11th
The problem with being a voracious reader and library lover in New York..
is that everyone else is one, too.
In the New Yorker this week (the summer fiction issue!) there’s a great article about the legend of a Polish author, Bruno Schulz. Schulz isn’t widely read here, so it’s no surprise that there’s only one copy of his collected fiction in the New York Public Library. What is surprising is 25 people before me have already requested this single copy.
I currently have seven books on my hold list. I gradually moved to seventeen (out of eighty-five) on Mary Gaitskill’s new book, which I requested in March. I am number 125 out of 365 people waiting for Colm Tolbin’s new book. Joining mailing lists for literary prizes is a must. If you don’t request the latest Booker Prize winner within minutes of the announcement, good luck getting the book in your hands for six months!
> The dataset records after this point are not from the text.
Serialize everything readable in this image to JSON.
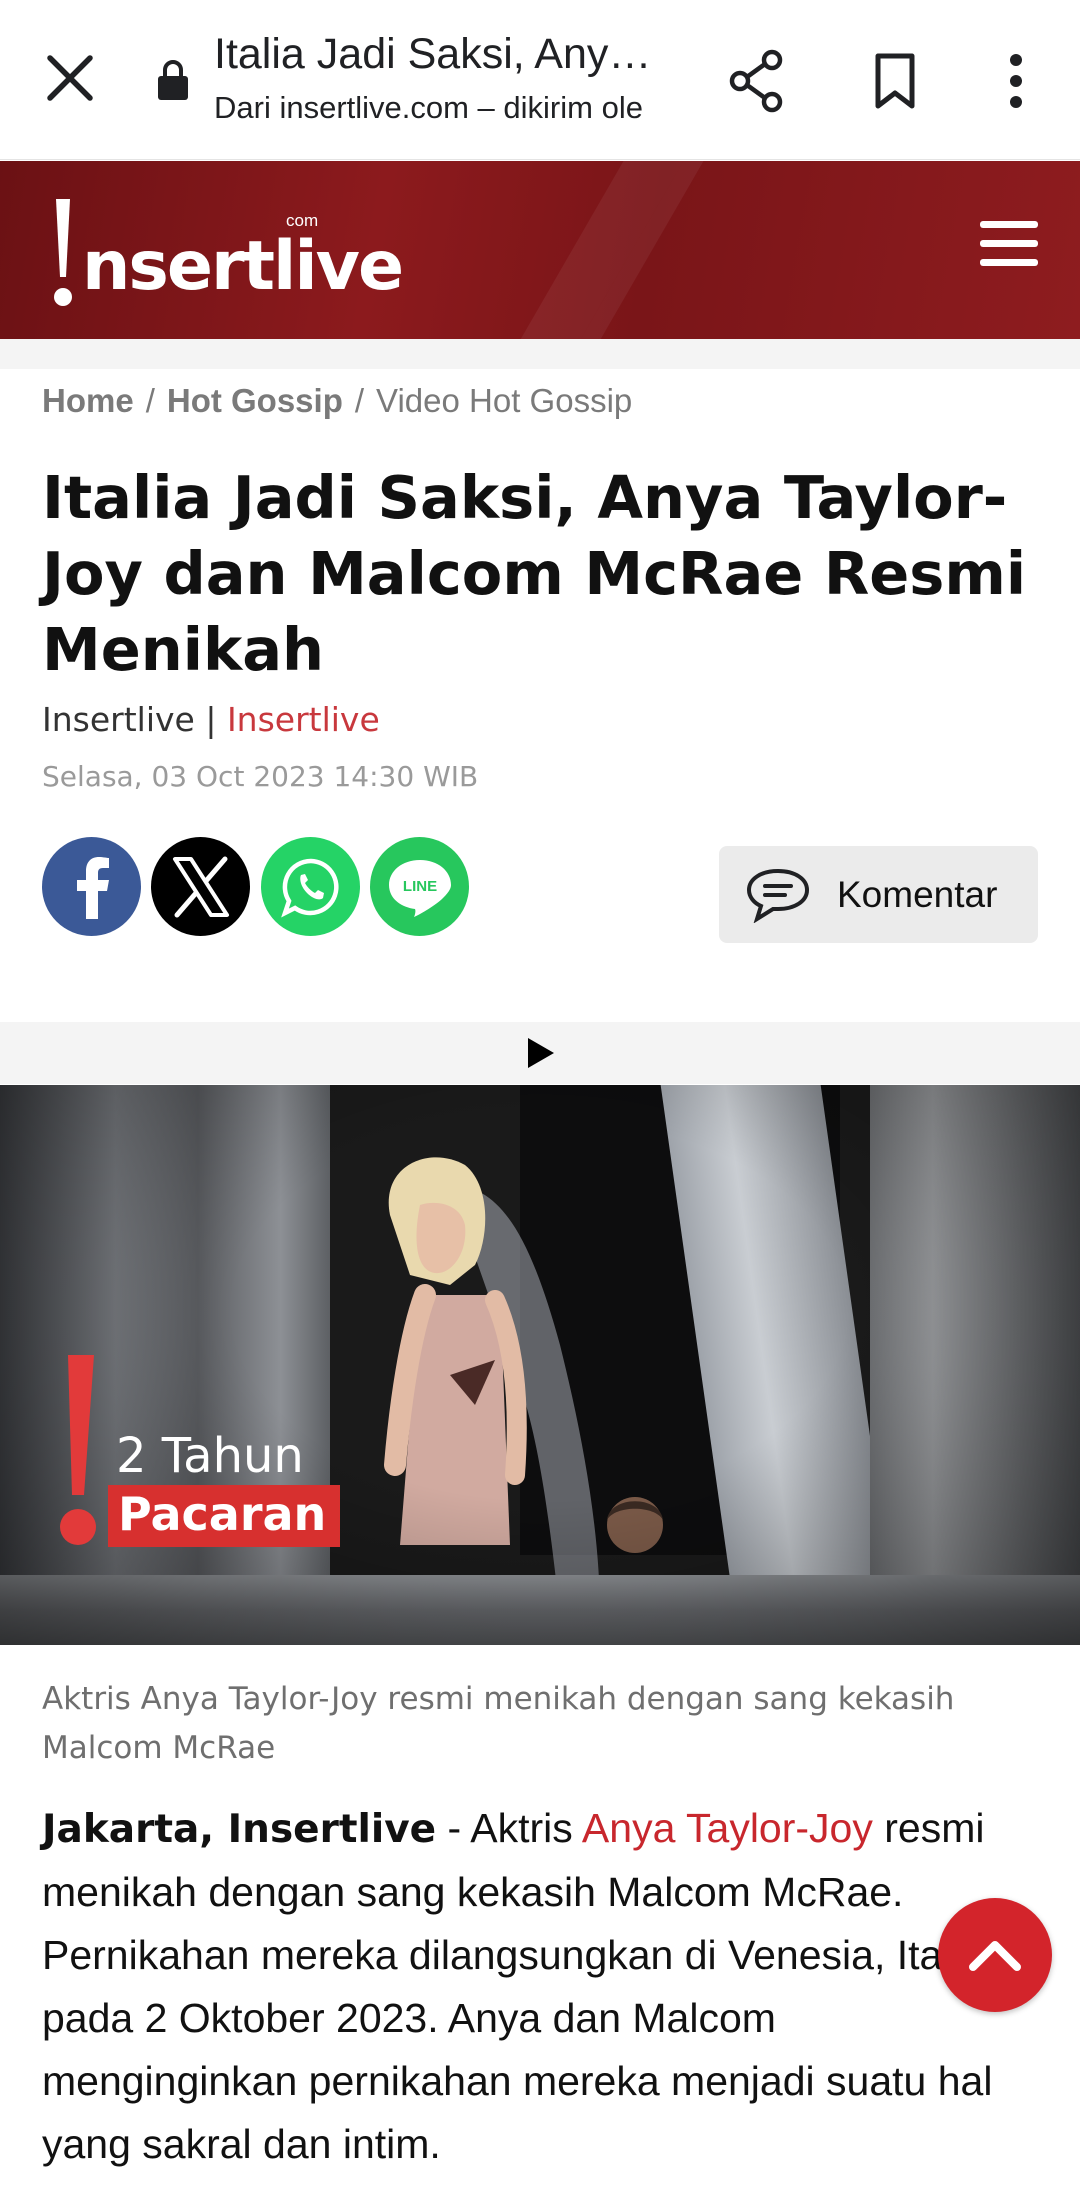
{
  "browser": {
    "title": "Italia Jadi Saksi, Any…",
    "subtitle": "Dari insertlive.com – dikirim ole",
    "icons": [
      "close-icon",
      "lock-icon",
      "share-icon",
      "bookmark-icon",
      "more-vert-icon"
    ]
  },
  "site": {
    "logo_text": "nsertlive",
    "logo_com": "com",
    "brand_color": "#8c1a1d",
    "menu_icon": "hamburger-menu-icon"
  },
  "breadcrumb": {
    "items": [
      "Home",
      "Hot Gossip",
      "Video Hot Gossip"
    ],
    "separator": "/"
  },
  "article": {
    "title": "Italia Jadi Saksi, Anya Taylor-Joy dan Malcom McRae Resmi Menikah",
    "byline_source": "Insertlive",
    "byline_divider": " | ",
    "byline_author": "Insertlive",
    "date": "Selasa, 03 Oct 2023 14:30 WIB",
    "comment_label": "Komentar",
    "share_icons": [
      "facebook-icon",
      "x-twitter-icon",
      "whatsapp-icon",
      "line-icon"
    ]
  },
  "video": {
    "overlay_line1": "2 Tahun",
    "overlay_line2": "Pacaran",
    "caption": "Aktris Anya Taylor-Joy resmi menikah dengan sang kekasih Malcom McRae"
  },
  "body": {
    "lead": "Jakarta, Insertlive",
    "dash": " - Aktris ",
    "link": "Anya Taylor-Joy",
    "text": " resmi menikah dengan sang kekasih Malcom McRae. Pernikahan mereka dilangsungkan di Venesia, Itali pada 2 Oktober 2023. Anya dan Malcom menginginkan pernikahan mereka menjadi suatu hal yang sakral dan intim."
  },
  "colors": {
    "accent_red": "#d3242b",
    "link_red": "#c8272d",
    "facebook": "#3b5997",
    "whatsapp": "#25d366",
    "line": "#27c75d"
  }
}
I don’t mind terribly, though. Dos Passos’ USA Trilogy came pretty quickly, as did a collection of Emerson’s essays. A Keynes’ biography came so fast, I didn’t have a chance to pick it up before it was gone again.
What I do mind right now is that the NYPL does not own a single copy of The Garrick Year by Margaret Drabble, which was also mentioned in the current New Yorker. I must get my paws on this book, even it means buying it on Amazon together with a Schulz collection, like suggested in their frequently bought together feature. Voracious readers: they’re everywhere.